Problem: Let $f, a$ be functions from $\mathbb R$ to $\mathbb R$ and $f$ is continuous. Assume that the convolution $g=f*a$ is well defined, i.e. $g(x)=\int_{t\in \mathbb R} f(t)a(x-t)dt<\infty$ for all $x\in \mathbb R$. I am interested in rewriting $g$ as a sum of $a$ functions, i.e. are there exits $t_1, ..., t_n$ such that $g(x)=\sum_{i=1,...,n} a(x-t_i)$ for all $x\in \mathbb R$.
My guess is that it is impossible. Because I observe that if
- If $a$ is discontinuous, $g$ is still continuous.
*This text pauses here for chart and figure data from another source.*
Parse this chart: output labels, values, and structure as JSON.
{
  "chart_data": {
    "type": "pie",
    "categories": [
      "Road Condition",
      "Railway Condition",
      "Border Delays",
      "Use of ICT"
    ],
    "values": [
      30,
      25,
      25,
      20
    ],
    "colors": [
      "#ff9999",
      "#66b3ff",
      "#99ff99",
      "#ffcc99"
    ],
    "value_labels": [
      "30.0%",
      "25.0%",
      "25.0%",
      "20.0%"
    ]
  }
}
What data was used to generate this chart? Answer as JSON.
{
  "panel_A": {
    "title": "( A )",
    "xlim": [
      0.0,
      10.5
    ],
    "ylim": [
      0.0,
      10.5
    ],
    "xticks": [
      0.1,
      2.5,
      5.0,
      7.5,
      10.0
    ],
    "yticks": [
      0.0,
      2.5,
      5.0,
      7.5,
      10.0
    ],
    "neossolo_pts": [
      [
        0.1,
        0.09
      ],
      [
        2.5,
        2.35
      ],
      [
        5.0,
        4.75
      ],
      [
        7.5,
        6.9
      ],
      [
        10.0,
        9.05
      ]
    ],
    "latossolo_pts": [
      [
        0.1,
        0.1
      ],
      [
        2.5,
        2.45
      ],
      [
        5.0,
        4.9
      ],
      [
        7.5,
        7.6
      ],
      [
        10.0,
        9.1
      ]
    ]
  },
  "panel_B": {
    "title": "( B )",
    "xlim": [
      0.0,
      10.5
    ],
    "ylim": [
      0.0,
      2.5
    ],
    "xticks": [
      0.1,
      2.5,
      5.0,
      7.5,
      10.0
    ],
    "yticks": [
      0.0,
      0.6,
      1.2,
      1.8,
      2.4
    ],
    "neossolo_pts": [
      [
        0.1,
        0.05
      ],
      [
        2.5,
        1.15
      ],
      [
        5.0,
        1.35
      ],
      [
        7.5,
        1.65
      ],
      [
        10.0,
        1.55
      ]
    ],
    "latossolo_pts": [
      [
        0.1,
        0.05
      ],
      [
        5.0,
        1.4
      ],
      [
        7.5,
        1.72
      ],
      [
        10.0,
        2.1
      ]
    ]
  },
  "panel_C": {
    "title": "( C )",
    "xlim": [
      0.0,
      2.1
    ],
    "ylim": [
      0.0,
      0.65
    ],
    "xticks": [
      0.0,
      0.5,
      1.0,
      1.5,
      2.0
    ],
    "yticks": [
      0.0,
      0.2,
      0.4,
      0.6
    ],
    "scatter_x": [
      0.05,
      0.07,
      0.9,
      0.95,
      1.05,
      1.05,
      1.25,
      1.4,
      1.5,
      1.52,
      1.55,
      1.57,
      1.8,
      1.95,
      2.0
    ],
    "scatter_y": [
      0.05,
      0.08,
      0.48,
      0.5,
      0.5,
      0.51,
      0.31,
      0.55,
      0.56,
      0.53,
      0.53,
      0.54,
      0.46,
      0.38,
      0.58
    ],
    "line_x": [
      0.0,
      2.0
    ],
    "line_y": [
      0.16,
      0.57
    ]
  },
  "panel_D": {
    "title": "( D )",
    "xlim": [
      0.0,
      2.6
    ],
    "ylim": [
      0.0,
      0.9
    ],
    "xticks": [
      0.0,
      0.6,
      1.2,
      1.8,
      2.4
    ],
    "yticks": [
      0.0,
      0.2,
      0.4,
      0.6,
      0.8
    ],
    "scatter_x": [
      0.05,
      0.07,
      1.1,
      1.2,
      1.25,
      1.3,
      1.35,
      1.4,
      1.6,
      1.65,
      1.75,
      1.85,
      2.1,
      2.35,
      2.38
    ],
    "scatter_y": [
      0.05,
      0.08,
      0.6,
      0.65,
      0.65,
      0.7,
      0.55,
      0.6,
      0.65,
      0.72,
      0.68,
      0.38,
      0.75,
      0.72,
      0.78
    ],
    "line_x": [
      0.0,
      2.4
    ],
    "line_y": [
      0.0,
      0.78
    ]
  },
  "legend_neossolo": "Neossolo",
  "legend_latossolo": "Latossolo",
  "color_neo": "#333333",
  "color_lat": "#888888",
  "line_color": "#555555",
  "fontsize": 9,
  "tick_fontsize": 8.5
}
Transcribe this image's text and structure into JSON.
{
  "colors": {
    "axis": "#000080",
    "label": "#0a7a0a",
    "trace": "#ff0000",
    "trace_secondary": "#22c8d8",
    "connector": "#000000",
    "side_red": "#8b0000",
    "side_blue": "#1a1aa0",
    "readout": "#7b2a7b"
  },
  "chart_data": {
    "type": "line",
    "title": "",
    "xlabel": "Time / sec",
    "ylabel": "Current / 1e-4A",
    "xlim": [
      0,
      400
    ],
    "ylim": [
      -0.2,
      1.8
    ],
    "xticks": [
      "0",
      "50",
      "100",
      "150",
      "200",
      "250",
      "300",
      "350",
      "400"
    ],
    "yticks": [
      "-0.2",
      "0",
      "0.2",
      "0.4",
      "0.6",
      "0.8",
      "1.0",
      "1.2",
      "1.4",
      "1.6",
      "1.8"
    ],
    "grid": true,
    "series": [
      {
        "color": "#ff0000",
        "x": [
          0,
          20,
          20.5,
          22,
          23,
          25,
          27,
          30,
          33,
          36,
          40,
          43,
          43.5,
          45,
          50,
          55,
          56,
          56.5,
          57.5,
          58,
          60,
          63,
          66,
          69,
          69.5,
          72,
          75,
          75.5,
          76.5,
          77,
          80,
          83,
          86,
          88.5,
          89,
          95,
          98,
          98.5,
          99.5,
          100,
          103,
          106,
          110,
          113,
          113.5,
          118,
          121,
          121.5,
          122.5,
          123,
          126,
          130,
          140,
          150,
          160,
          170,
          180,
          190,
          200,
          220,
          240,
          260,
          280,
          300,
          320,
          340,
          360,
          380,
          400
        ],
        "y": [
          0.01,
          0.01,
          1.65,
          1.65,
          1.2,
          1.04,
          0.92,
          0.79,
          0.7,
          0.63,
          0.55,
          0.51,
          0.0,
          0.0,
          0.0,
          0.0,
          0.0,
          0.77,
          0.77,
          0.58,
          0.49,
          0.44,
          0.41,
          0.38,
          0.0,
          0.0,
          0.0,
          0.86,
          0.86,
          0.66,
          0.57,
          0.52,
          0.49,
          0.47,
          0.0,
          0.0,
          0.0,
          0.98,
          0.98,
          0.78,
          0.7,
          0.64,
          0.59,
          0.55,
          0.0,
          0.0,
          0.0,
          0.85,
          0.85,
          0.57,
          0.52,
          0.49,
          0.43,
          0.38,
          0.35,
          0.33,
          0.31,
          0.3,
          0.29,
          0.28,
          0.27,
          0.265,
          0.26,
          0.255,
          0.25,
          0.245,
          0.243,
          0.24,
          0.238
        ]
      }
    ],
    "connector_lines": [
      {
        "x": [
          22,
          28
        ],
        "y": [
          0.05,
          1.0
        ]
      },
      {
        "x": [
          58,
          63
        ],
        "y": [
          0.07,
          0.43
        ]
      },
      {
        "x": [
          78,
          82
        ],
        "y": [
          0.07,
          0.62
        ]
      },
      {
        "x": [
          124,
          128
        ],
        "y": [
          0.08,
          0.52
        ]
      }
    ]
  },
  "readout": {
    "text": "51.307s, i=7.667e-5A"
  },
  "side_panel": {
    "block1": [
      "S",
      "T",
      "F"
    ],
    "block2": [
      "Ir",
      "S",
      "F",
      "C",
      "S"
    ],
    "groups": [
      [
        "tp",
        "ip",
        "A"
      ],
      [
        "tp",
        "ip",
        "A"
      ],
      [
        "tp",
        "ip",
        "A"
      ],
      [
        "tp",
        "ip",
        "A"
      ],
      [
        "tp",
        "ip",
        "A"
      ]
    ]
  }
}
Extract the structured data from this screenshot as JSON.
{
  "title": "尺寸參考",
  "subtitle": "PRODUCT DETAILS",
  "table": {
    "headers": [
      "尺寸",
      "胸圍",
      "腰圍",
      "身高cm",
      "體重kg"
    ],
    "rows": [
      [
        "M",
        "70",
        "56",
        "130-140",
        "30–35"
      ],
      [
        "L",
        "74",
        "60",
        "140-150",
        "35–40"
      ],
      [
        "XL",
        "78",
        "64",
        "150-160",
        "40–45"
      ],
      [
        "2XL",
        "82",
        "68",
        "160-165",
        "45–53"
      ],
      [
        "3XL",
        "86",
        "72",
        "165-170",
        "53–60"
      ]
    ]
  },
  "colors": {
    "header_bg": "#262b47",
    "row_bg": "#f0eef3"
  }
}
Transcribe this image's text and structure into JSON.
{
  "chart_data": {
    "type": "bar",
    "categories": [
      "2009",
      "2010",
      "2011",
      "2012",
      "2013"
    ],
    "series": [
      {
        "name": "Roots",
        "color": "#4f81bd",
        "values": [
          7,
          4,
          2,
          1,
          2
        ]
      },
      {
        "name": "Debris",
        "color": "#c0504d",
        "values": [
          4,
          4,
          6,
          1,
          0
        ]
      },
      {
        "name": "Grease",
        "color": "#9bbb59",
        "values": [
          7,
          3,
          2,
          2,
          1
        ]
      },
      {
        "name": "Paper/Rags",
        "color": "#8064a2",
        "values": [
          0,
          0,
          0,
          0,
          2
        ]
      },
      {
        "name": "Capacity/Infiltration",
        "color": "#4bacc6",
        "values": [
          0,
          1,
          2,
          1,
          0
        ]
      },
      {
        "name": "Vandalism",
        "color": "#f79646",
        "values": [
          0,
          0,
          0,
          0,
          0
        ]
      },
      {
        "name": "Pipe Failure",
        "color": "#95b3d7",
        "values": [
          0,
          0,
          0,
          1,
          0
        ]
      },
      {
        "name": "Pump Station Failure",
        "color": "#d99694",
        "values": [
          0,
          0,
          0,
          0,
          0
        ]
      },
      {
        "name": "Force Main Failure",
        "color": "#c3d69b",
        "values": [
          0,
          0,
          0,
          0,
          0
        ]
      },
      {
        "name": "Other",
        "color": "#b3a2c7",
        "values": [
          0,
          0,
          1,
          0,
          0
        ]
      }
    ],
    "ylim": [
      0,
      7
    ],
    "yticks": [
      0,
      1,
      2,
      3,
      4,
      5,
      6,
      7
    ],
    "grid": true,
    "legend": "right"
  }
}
- If $a$ is continuous, $g$ is differentiable
- If $a$ is $k$-diffrentiable then $g$ is $(k+1)$-differentiable for $k\geq 1$
So I guess that the answer is impossible. But how to formalize my idea if it is correct?
You can certainly disprove the general assertion by inspecting a case like $f(x)=e^{-x^2}$ and $a(x)=\begin{cases}0&\text{if }\lvert x\rvert\ge1\\ e^{(x^2-1)^{-1}}&\text{if }\lvert x\rvert<1\end{cases}$. Then, $f*a(x)>0$ for all $x$, but all finite sums of translations of $a$ have compact support.